Author: Mark Nichols, E-learning Specialist Laidlaw College, Auckland, New Zealand
Date: September, 2009
Funded by the Ako Aotearoa Northern Hub through the regional hub project fund.
Introduction
As I mentioned in E-Primer 1.3.2, any contemporary look at e-learning must consider those applications that have the potential to transform teaching and learning beyond the class-centric confines of the Virtual Learning Environment (VLE). Although e-portfolios and blogs are increasingly included with VLE systems, they tend to be associated with a user’s own profile rather than any particular class area – which is why such tools have the potential to move e-learning beyond artificial class boundaries, and into the more public domain of the internet. Wikis, which can also be publicly available, emphasise a shared outcome rather than the particular input of any individual, and they therefore have clear potential for collaborative activity beyond semesterised timeframes. Virtual worlds such as Second Life invite learners into new educational experiences.

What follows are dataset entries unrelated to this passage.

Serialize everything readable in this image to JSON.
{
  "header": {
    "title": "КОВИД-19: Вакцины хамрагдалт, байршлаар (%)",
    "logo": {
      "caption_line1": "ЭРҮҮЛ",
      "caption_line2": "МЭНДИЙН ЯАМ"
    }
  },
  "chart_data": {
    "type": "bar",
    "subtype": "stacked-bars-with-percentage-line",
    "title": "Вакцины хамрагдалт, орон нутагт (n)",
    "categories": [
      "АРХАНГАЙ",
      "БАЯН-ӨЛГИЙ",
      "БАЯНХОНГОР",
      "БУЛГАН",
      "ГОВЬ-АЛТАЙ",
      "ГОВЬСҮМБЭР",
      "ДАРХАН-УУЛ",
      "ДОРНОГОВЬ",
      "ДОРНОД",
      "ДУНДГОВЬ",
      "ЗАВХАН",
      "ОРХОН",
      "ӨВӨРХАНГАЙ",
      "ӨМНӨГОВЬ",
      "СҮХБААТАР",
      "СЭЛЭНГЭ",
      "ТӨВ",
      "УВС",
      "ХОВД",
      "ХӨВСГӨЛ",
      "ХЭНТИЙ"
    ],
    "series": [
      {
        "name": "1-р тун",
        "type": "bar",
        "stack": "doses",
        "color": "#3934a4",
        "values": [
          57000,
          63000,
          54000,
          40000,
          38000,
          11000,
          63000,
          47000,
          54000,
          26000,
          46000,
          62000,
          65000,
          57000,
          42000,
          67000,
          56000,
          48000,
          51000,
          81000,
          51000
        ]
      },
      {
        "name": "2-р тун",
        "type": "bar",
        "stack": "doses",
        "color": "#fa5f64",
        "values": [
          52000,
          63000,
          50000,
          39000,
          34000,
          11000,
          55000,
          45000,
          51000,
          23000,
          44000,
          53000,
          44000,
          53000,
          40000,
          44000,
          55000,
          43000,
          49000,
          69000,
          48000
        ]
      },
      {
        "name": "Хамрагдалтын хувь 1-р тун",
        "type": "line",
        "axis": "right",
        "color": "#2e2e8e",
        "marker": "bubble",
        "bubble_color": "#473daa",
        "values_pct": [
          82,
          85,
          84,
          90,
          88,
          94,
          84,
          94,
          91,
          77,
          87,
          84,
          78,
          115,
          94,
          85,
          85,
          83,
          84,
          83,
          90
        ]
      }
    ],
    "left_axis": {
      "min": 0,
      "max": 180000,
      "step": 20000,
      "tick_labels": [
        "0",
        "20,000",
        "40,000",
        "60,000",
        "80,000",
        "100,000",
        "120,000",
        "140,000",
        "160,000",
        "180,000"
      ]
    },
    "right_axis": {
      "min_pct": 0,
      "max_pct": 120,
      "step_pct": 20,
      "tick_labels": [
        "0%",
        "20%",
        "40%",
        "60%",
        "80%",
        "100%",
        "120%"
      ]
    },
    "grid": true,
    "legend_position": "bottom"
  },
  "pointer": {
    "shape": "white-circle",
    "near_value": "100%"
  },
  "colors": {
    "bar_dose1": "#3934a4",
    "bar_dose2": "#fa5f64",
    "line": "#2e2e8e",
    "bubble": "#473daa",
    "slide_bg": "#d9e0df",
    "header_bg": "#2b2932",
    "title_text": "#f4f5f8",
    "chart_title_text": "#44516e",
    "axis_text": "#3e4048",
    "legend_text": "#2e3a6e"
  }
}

Social networking sites such as Ning communities, MySpace, Facebook, YouTube, and Flickr encourage people to distribute ideas, perspectives, and artifacts, and to form new online connections. New applications such as Twitter challenge traditional models of what it means to be ‘connected’ and in touch with others. Web 2.0 is upon us. Collaboration, sharing, openness, authenticity, and inclusiveness are the core values: produsage, long tail, wisdom of the crowd, mashup and folksonomy are among the terms created to help describe the novel contributions and challenges Web 2.0 brings to
consumerism, business, collaboration and publishing, media development, and epistemology.